Guest post Humor in Fiction

The importance of humor in fiction

Make it dark, make it grim, make it depressing, but then, for the love of God, tell a joke.
Hello, everyone, my name is Tom and I’m the Author of Dauntless.  Let me ask you something, who is the most popular character in Game of Thrones.  The answer is, almost universally Tyrion Lannister.  Why is that? He’s not the strongest character, he’s not the bravest character, and while he’s extremely intelligent, he’s not the smartest character.  So what is it about Tyrion that’s captured the hearts of so many fans? I mean, other than the fact that Peter Dinklage is a national treasure.  The answer is simple:
Tyrion is hilarious.
The same can be said of a lot of books.  No matter how dramatic the series or the book, a lot of the time the moments that stick with us are the moments that make us laugh.  Laughter leaves an impression on the reader.  The bigger the laugh, the more that moment digs into our brain.  There’s a reason that referential humor is a thing.  Laughter releases endorphins, lowers blood pressure and can even fight pain.
Humor also aids in pacing.  Good pacing has a natural ebb and flow.  If the pace and tension keeps rising constantly, you run the risk of doing one of two things.  The first is that it could simply exhaust the reader, keeping them from being immersed in the novel due to their being no real break in the action.  The second is a phenomenon called spectacle creep.  Each time you have a big set piece in a novel, there’s a temptation to try and make every moment bigger.  Including the humorous moments break up the tension.  They help refresh the audience and isolate the big moments so that they’re able to be experienced on their own.
So the next question you may be asking is how do you include funny moments?  The easiest way is to build expectations and then subvert them.  One of the funniest comedy routines, that has been translated and parodied in every form of media from radio serials to anime, is Who’s on First?

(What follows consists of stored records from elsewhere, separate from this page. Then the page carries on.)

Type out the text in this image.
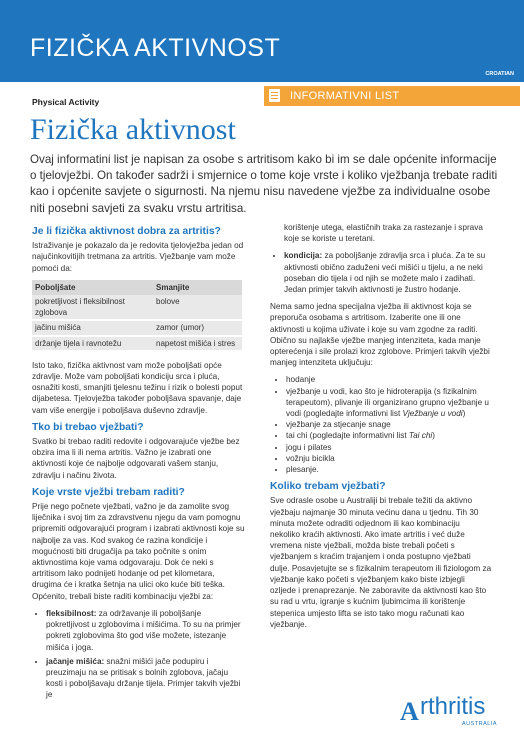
FIZIČKA AKTIVNOST
CROATIAN
Physical Activity	INFORMATIVNI LIST
Fizička aktivnost
Ovaj informatini list je napisan za osobe s artritisom kako bi im se dale općenite informacije o tjelovježbi. On također sadrži i smjernice o tome koje vrste i koliko vježbanja trebate raditi kao i općenite savjete o sigurnosti. Na njemu nisu navedene vježbe za individualne osobe niti posebni savjeti za svaku vrstu artritisa.
Je li fizička aktivnost dobra za artritis?

Istraživanje je pokazalo da je redovita tjelovježba jedan od najučinkovitijih tretmana za artritis. Vježbanje vam može pomoći da:

Poboljšate	Smanjite
pokretljivost i fleksibilnost zglobova	bolove
jačinu mišića	zamor (umor)
držanje tijela i ravnotežu	napetost mišića i stres

Isto tako, fizička aktivnost vam može poboljšati opće zdravlje. Može vam poboljšati kondiciju srca i pluća, osnažiti kosti, smanjiti tjelesnu težinu i rizik o bolesti poput dijabetesa. Tjelovježba također poboljšava spavanje, daje vam više energije i poboljšava duševno zdravlje.

Tko bi trebao vježbati?

Svatko bi trebao raditi redovite i odgovarajuće vježbe bez obzira ima li ili nema artritis. Važno je izabrati one aktivnosti koje će najbolje odgovarati vašem stanju, zdravlju i načinu života.

Koje vrste vježbi trebam raditi?

Prije nego počnete vježbati, važno je da zamolite svog liječnika i svoj tim za zdravstvenu njegu da vam pomognu pripremiti odgovarajući program i izabrati aktivnosti koje su najbolje za vas. Kod svakog će razina kondicije i mogućnosti biti drugačija pa tako počnite s onim aktivnostima koje vama odgovaraju. Dok će neki s artritisom lako podnijeti hodanje od pet kilometara, drugima će i kratka šetnja na ulici oko kuće biti teška. Općenito, trebali biste raditi kombinaciju vježbi za:

• fleksibilnost: za održavanje ili poboljšanje pokretljivost u zglobovima i mišićima. To su na primjer pokreti zglobovima što god više možete, istezanje mišića i joga.
• jačanje mišića: snažni mišići jače podupiru i preuzimaju na se pritisak s bolnih zglobova, jačaju kosti i poboljšavaju držanje tijela. Primjer takvih vježbi je

korištenje utega, elastičnih traka za rastezanje i sprava koje se koriste u teretani.

• kondicija: za poboljšanje zdravlja srca i pluća. Za te su aktivnosti obično zaduženi veći mišići u tijelu, a ne neki poseban dio tijela i od njih se možete malo i zadihati. Jedan primjer takvih aktivnosti je žustro hodanje.

Nema samo jedna specijalna vježba ili aktivnost koja se preporuča osobama s artritisom. Izaberite one ili one aktivnosti u kojima uživate i koje su vam zgodne za raditi. Obično su najlakše vježbe manjeg intenziteta, kada manje opterećenja i sile prolazi kroz zglobove. Primjeri takvih vježbi manjeg intenziteta uključuju:

• hodanje
• vježbanje u vodi, kao što je hidroterapija (s fizikalnim terapeutom), plivanje ili organizirano grupno vježbanje u vodi (pogledajte informativni list Vježbanje u vodi)
• vježbanje za stjecanje snage
• tai chi (pogledajte informativni list Tai chi)
• jogu i pilates
• vožnju bicikla
• plesanje.
Koliko trebam vježbati?

Sve odrasle osobe u Australiji bi trebale težiti da aktivno vježbaju najmanje 30 minuta većinu dana u tjednu. Tih 30 minuta možete odraditi odjednom ili kao kombinaciju nekoliko kraćih aktivnosti. Ako imate artritis i već duže vremena niste vježbali, možda biste trebali početi s vježbanjem s kraćim trajanjem i onda postupno vježbati dulje. Posavjetujte se s fizikalnim terapeutom ili fiziologom za vježbanje kako početi s vježbanjem kako biste izbjegli ozljede i prenaprezanje. Ne zaboravite da aktivnosti kao što su rad u vrtu, igranje s kućnim ljubimcima ili korištenje stepenica umjesto lifta se isto tako mogu računati kao vježbanje.

A rthritis
AUSTRALIA
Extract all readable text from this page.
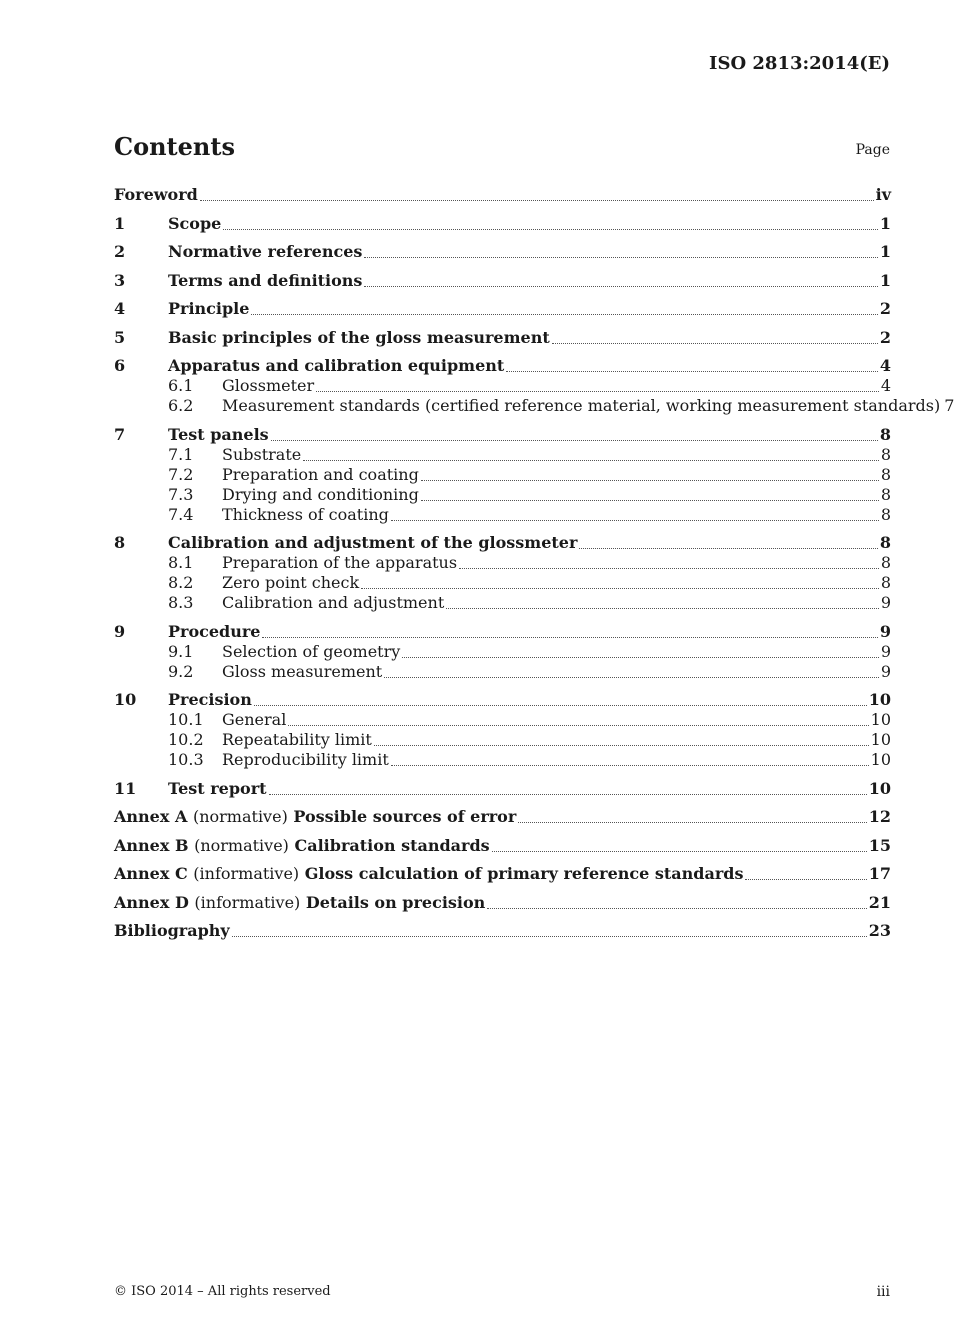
ISO 2813:2014(E)
Contents	Page
Foreword	iv
1	Scope	1
2	Normative references	1
3	Terms and definitions	1
4	Principle	2
5	Basic principles of the gloss measurement	2
6	Apparatus and calibration equipment	4
6.1	Glossmeter	4
6.2	Measurement standards (certified reference material, working measurement standards) 7
7	Test panels	8
7.1	Substrate	8
7.2	Preparation and coating	8
7.3	Drying and conditioning	8
7.4	Thickness of coating	8
8	Calibration and adjustment of the glossmeter	8
8.1	Preparation of the apparatus	8
8.2	Zero point check	8
8.3	Calibration and adjustment	9
9	Procedure	9
9.1	Selection of geometry	9
9.2	Gloss measurement	9
10	Precision	10
10.1	General	10
10.2	Repeatability limit	10
10.3	Reproducibility limit	10
11	Test report	10
Annex A (normative) Possible sources of error	12
Annex B (normative) Calibration standards	15
Annex C (informative) Gloss calculation of primary reference standards	17
Annex D (informative) Details on precision	21
Bibliography	23
© ISO 2014 – All rights reserved	iii
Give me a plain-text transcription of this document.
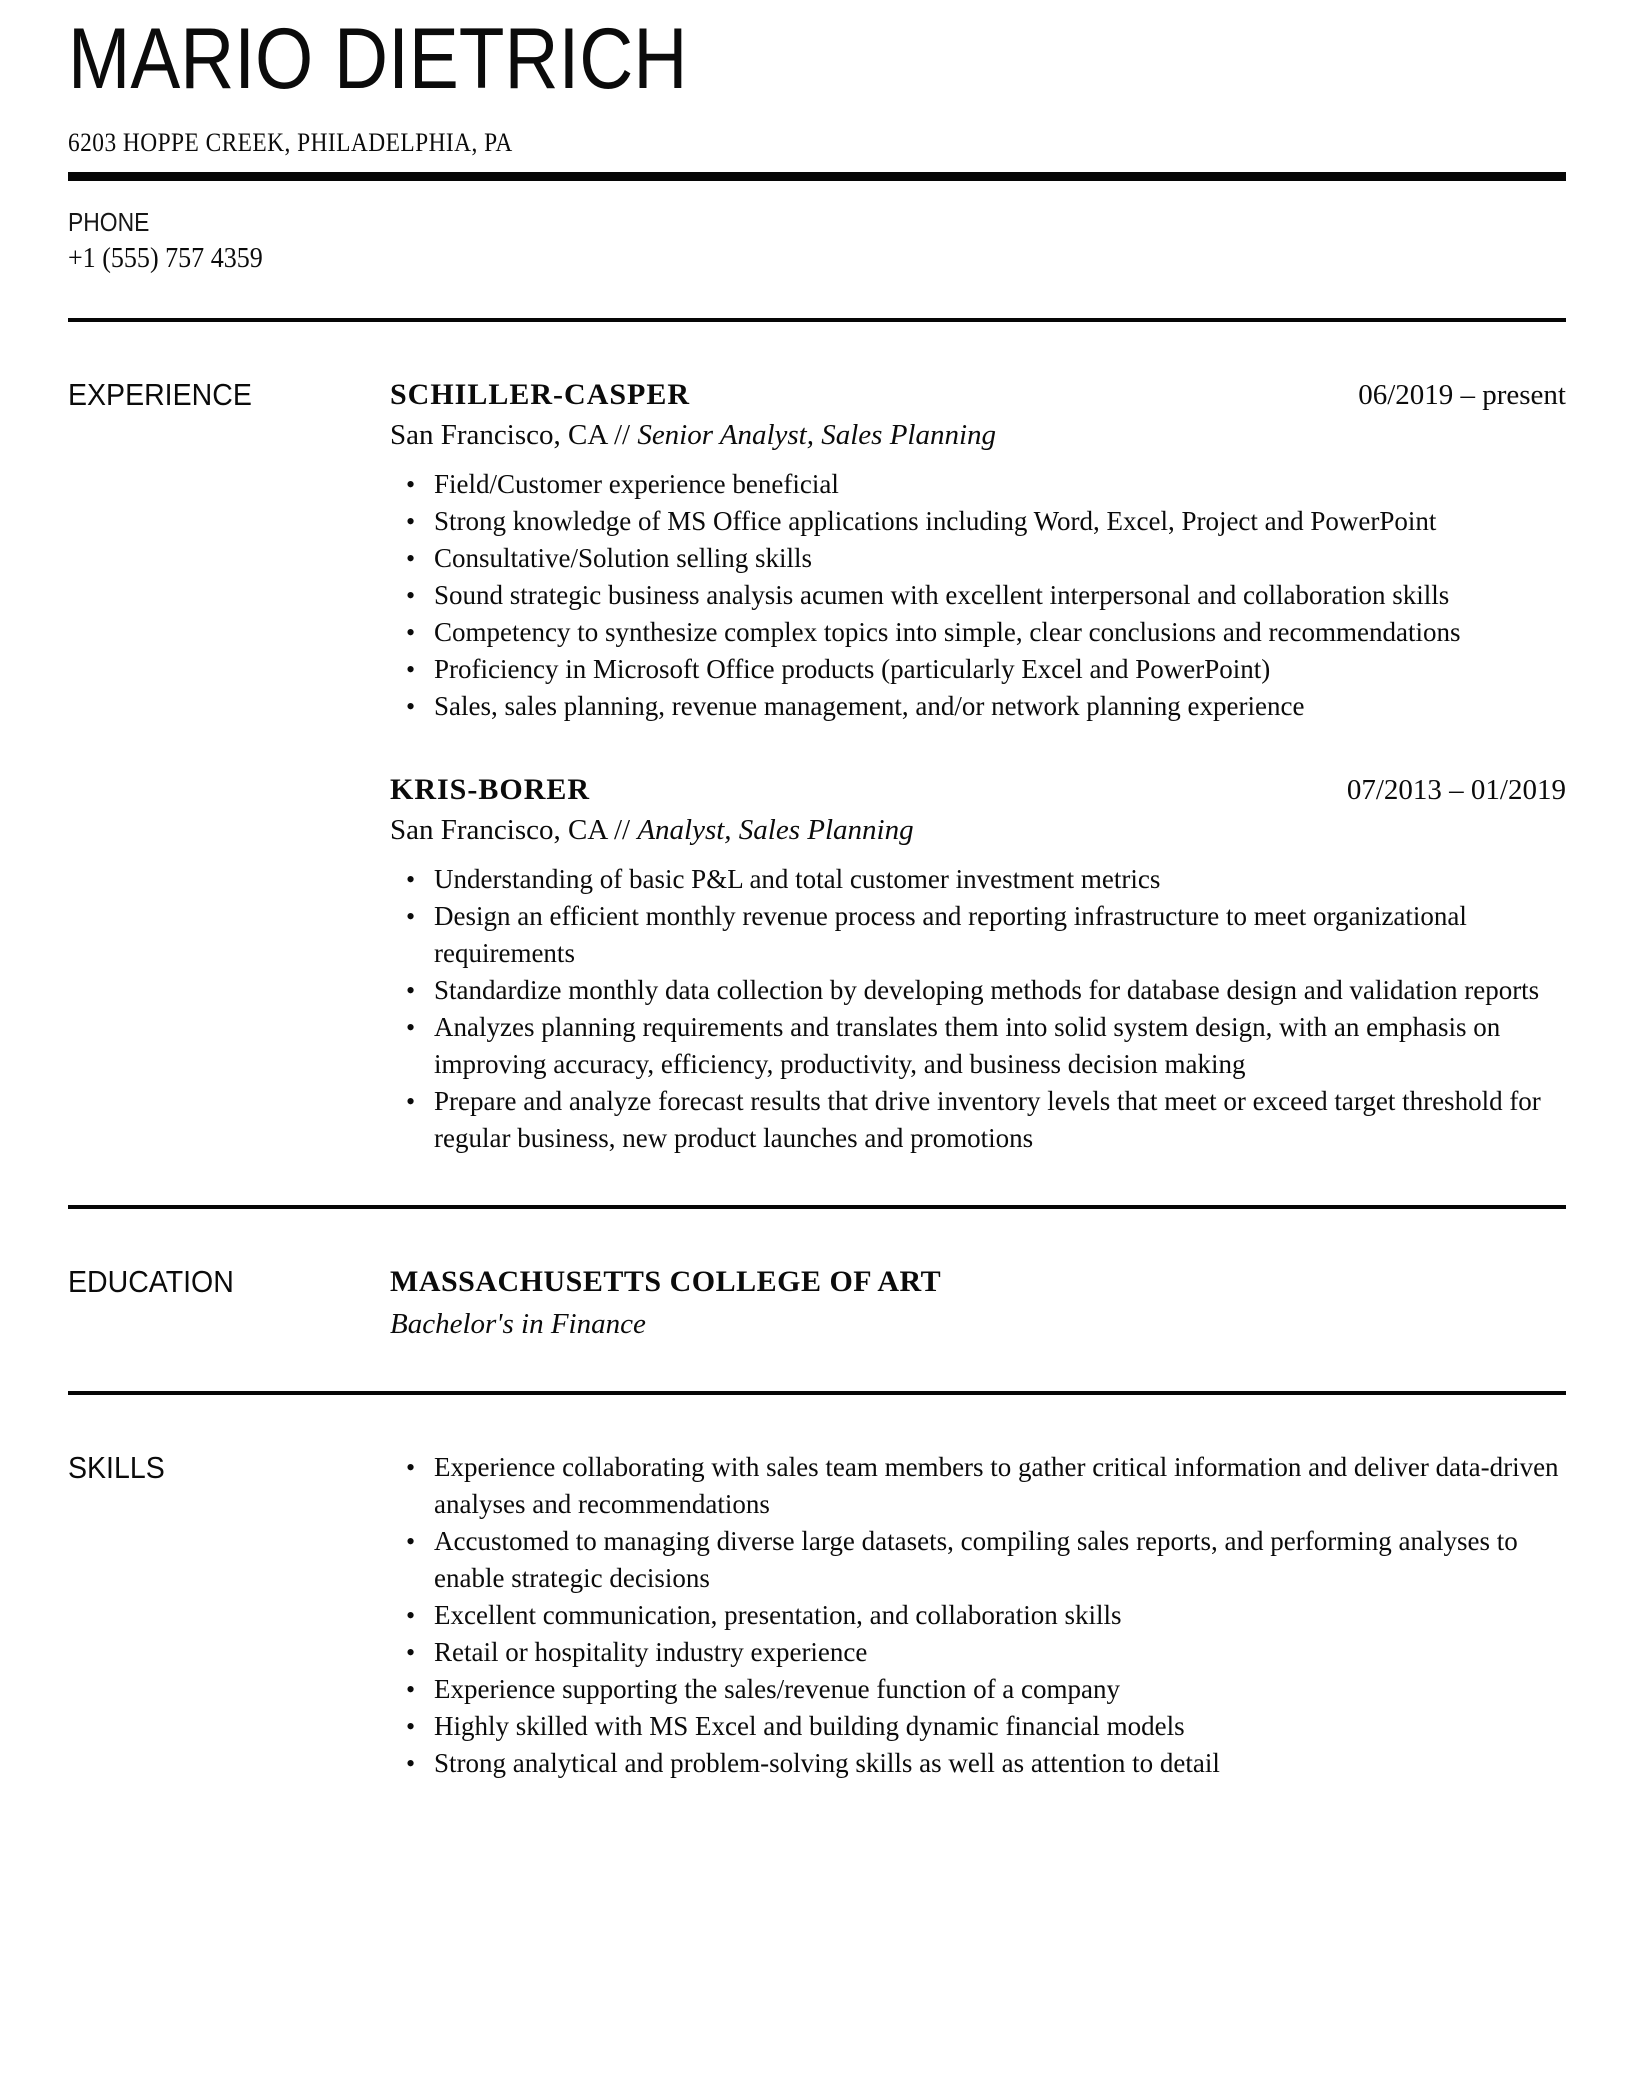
MARIO DIETRICH
6203 HOPPE CREEK, PHILADELPHIA, PA
PHONE
+1 (555) 757 4359
EXPERIENCE	SCHILLER-CASPER	06/2019 – present
San Francisco, CA // Senior Analyst, Sales Planning
• Field/Customer experience beneficial
• Strong knowledge of MS Office applications including Word, Excel, Project and PowerPoint
• Consultative/Solution selling skills
• Sound strategic business analysis acumen with excellent interpersonal and collaboration skills
• Competency to synthesize complex topics into simple, clear conclusions and recommendations
• Proficiency in Microsoft Office products (particularly Excel and PowerPoint)
• Sales, sales planning, revenue management, and/or network planning experience
KRIS-BORER	07/2013 – 01/2019
San Francisco, CA // Analyst, Sales Planning
• Understanding of basic P&L and total customer investment metrics
• Design an efficient monthly revenue process and reporting infrastructure to meet organizational requirements
• Standardize monthly data collection by developing methods for database design and validation reports
• Analyzes planning requirements and translates them into solid system design, with an emphasis on improving accuracy, efficiency, productivity, and business decision making
• Prepare and analyze forecast results that drive inventory levels that meet or exceed target threshold for regular business, new product launches and promotions
EDUCATION	MASSACHUSETTS COLLEGE OF ART
Bachelor's in Finance
SKILLS	• Experience collaborating with sales team members to gather critical information and deliver data-driven analyses and recommendations
• Accustomed to managing diverse large datasets, compiling sales reports, and performing analyses to enable strategic decisions
• Excellent communication, presentation, and collaboration skills
• Retail or hospitality industry experience
• Experience supporting the sales/revenue function of a company
• Highly skilled with MS Excel and building dynamic financial models
• Strong analytical and problem-solving skills as well as attention to detail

The setup is pretty simple, with one of the players trying to explain the very unusual names of a sports team, while the other comedically misunderstands them and gets angrier the longer it goes on. 
It’s easy to use the comedic misunderstanding and/or bait and switch in almost every genre.  Have the noble, stalwart warrior pull his sword against his hated enemy, only for him to drop it and have to defend himself with the swordfish they were having for dinner.  The starship commander beams down to discuss the recent trade relations, only to find himself standing on a family’s table as they’re eating dinner.  Have the grizzled hard-boiled detective track down his subject to a nondescript building, only to get embarrassed when he sees that it’s a furry convention.
Or have the lesser member of a noble family walk right up to the king, slap him silly and call him an idiot.
You may want to be careful when applying this to darker fare but even then when it’s done, it can really make a huge impact on the reader.  And isn’t that what we’re all trying to do?